There are even times when I wake up numb and blind and I can't feel my limbs and I think that my heart is going to fail me and that could be it, and while a little part me is scared another is submissive, ready to just let go.

The thing is, I don't think I've ever reached stage 2... and if I did, it was either a fickle moment or the aftermath of an external crisis. But even then, whenever I was unhappy with my life I've always relied on my imagination to relieve stress, I've always escaped with stories and fictional words and ideas and philosophy.

Furthermore, I can be very stubborn at times. And one thing I was always super very stubborn about was one rule I came up with when I was... I don't know, ten? It was a rule I made up out of simple logic because I knew what suicide was, and I knew it happened to people so I spent some time thinking about it and I made up my mind. The way I ended up being, a moody and nihilistic cynic, just that moment, just that thought, might have saved my life from myself.
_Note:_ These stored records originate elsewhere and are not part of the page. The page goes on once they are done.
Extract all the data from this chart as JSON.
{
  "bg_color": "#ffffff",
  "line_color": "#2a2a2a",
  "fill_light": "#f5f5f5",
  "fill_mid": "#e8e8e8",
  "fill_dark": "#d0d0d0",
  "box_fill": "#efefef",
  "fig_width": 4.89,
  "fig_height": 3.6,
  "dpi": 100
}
I just thought that, no matter what I did, I could do anything in my life... death would always come anyway at some point.
I thought:
"I don't know what will give me happiness, I don't know what I have to do. Maybe I have to do many many things, maybe I have to do one thing.
Maybe I have to die. Or maybe not.
But if I do have to die, I'll die anyway at some point.
If I don't, then I have to live and do something else. Anything else. And I can't do that if I'm dead.

And if I have to die anyway, and if that really is the point of life, that means everything else is something more.
That means everything more is a gift. Something special.
That means I can't waste it.
That means I'll die, and it'll be the last thing I do."

That said, I don't consider myself suicidal. I've always been curious and, at that age, I was curious about death.
Yea, I'm that kind of person that looks over the edge and asks himself: "how would that feel like?"
Nevertheless, that kind of thought can lead to suicidal instinct.
I've thanked my young self for that thought many times already.

So, this is my entry about suicide, and my suicidal thoughts.

5213965
It's good that you have this outlook, and I hope it'll continue to stay this way for you. It makes sense, and I wish I could be that logical in the face of my own suicidal thoughts.

Speaking as someone who has never been suicidal for more than the briefest of flashes this time around, I can't sympathize fully with the feeling. My typical response is "Permanent solution to temporary problems" rather than the gamut of other platitudes. That being said, I've seen a lot of this from the outside and have to thank you for the new tool of that scale that you've given me.